Despite its considerable size, the Palisade is easy to place in the city. All-round visibility is good from the tall, vast windows, and the surround-view camera makes the furthest reaches of the body easy to spot.
The steering is light at low speeds, and the smooth-moving diesel metes out its torque from low dow in the rev range, so the Palisade doesn’t ever really feel like a gargantuan truck on the school run.
Of the two engines in the Palisade range, the turbo-diesel is definitely the pick. For one, it’s all-wheel drive, which makes it a friendlier beast to pilot on wet roads than the V6. Where the petrol wants to spin its front wheels if you’re in a hurry, the diesel puts its power down without fuss.

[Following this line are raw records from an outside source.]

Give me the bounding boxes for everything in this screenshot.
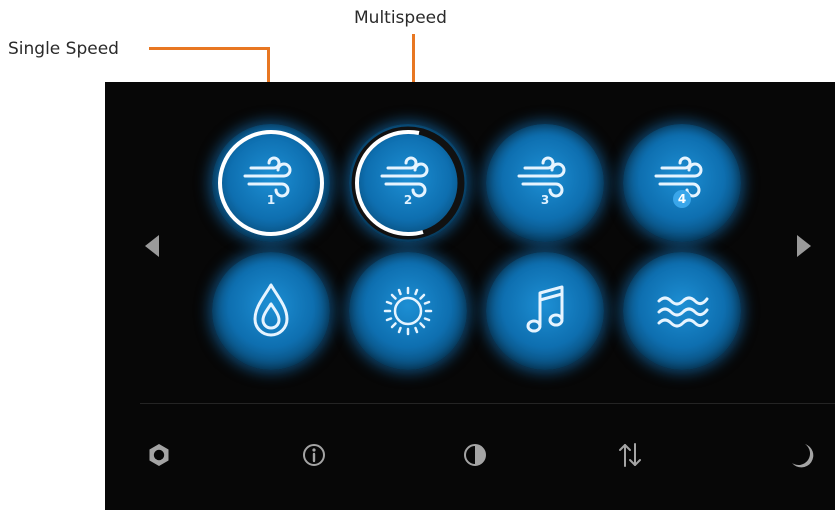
wind-icon [654, 156, 703, 198]
music-button[interactable] [486, 252, 604, 370]
water-drop-icon [253, 283, 289, 337]
single-speed-annotation: Single Speed [8, 39, 119, 59]
fan-speed-4-button[interactable]: 4 [623, 124, 741, 242]
music-note-icon [526, 285, 564, 333]
fan-speed-3-button[interactable]: 3 [486, 124, 604, 242]
speed-number-badge: 4 [673, 190, 691, 208]
multispeed-annotation: Multispeed [354, 8, 447, 28]
single-speed-ring [218, 130, 324, 236]
waves-button[interactable] [623, 252, 741, 370]
water-button[interactable] [212, 252, 330, 370]
sun-button[interactable] [349, 252, 467, 370]
device-screen: 1 2 3 4 [105, 82, 835, 510]
single-speed-annotation-line [149, 47, 270, 50]
divider [140, 403, 835, 404]
contrast-button[interactable] [457, 437, 493, 473]
moon-icon [792, 444, 814, 468]
previous-page-arrow-icon[interactable] [145, 235, 159, 257]
fan-speed-1-button[interactable]: 1 [212, 124, 330, 242]
settings-button[interactable] [141, 437, 177, 473]
next-page-arrow-icon[interactable] [797, 235, 811, 257]
night-mode-button[interactable] [783, 437, 819, 473]
up-down-arrows-icon [619, 443, 641, 467]
sort-button[interactable] [612, 437, 648, 473]
gear-icon [149, 444, 169, 466]
multispeed-ring [351, 126, 465, 240]
speed-number-label: 3 [540, 193, 550, 207]
contrast-icon [464, 444, 486, 466]
sun-icon [383, 286, 433, 336]
info-button[interactable] [296, 437, 332, 473]
info-icon [303, 444, 325, 466]
fan-speed-2-button[interactable]: 2 [349, 124, 467, 242]
waves-icon [657, 296, 709, 328]
wind-icon [517, 156, 566, 198]
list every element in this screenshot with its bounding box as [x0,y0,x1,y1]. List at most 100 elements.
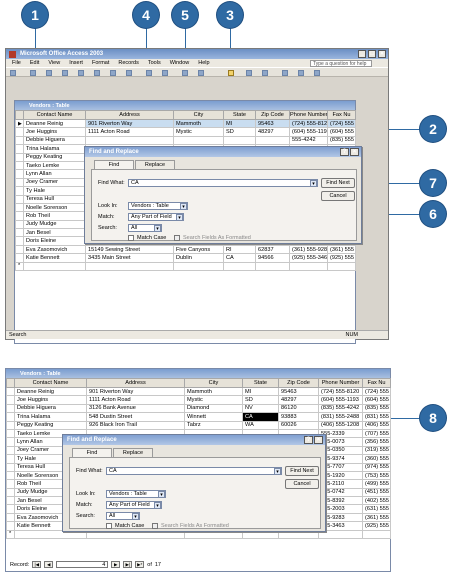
row-selector[interactable] [15,219,24,230]
table-cell[interactable] [223,261,256,272]
table-cell[interactable]: Peggy Keating [23,152,86,162]
table-cell[interactable]: 901 Riverton Way [85,118,174,129]
row-selector[interactable] [15,244,24,255]
row-selector[interactable]: ▶ [15,118,24,129]
undo-icon[interactable] [126,70,132,76]
table-cell[interactable]: Rob Theil [23,211,86,221]
column-header[interactable]: City [184,378,243,388]
table-cell[interactable] [362,529,391,540]
table-row[interactable]: Trina Halama 548 Dustin Street Winnett CA 93… [6,412,391,422]
row-selector[interactable] [15,194,24,204]
table-cell[interactable]: Joey Cramer [23,177,86,188]
menu-insert[interactable]: Insert [69,60,83,66]
table-cell[interactable]: (724) 555 [327,118,356,129]
table-cell[interactable]: 555-4242 [289,135,328,146]
table-cell[interactable]: 94566 [255,253,290,263]
table-cell[interactable]: (604) 555-1193 [318,395,363,405]
table-cell[interactable]: (707) 555 [362,428,391,439]
table-cell[interactable]: SD [242,395,279,405]
table-cell[interactable]: 48297 [255,127,290,137]
table-cell[interactable]: Mystic [173,127,224,137]
table-cell[interactable]: Mystic [184,395,243,405]
menu-edit[interactable]: Edit [30,60,39,66]
table-cell[interactable]: (724) 555-8120 [289,118,328,129]
table-cell[interactable]: Tabrz [184,420,243,430]
chevron-down-icon[interactable]: ▾ [158,491,165,498]
chevron-down-icon[interactable]: ▾ [132,513,139,520]
row-selector[interactable] [15,177,24,188]
row-selector[interactable] [6,420,15,430]
table-cell[interactable] [85,261,174,272]
table-cell[interactable]: Deanne Reinig [23,118,86,129]
table-cell[interactable]: (925) 555 [362,521,391,531]
help-icon[interactable] [314,70,320,76]
table-cell[interactable] [173,135,224,146]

Beyond that, it has more torque than the petrol engine, and doesn’t need to work as hard to shift the near-two-tonne Palisade.
Lean on the throttle and it picks up more readily, and the eight-speed transmission doesn’t need to shuffle down the gears when the driver demands more performance. It’s also impressively refined.
Loaded with two people and their kit it feels adequate, loaded with eight people and bags it might feel slightly underdone. This is an engine that gets the job done, but it doesn’t have an abundance of power or torque.
Although there’s a slightly gruff diesel rumble when you really lean on it, it’s a silent partner at highway speeds. The front of the cabin is impressively hushed at 110km/h, although the rear can get a little bit noisy on coarse-chip surfaces.
The Palisade is covered by Hyundai’s five-year, unlimited-kilometre new vehicle warranty with roadside assistance for the same period and lifetime capped-price servicing.
Maintenance is required every 12 months or 15,000km.
The first four services in diesel models each cost $469.
The Palisade is definitely at its best at the top end of the range.
The diesel engine is the smart buy unless your only focus is the upfront purchase price, given it uses less fuel and has more performance than its petrol, and the Highlander adds plenty of luxury equipment for a reasonable extra charge.
It still can’t match the a people mover like the Kia Carnival for outright practicality, but the Palisade is arguably the best way to carry eight people around if you simply must have an SUV.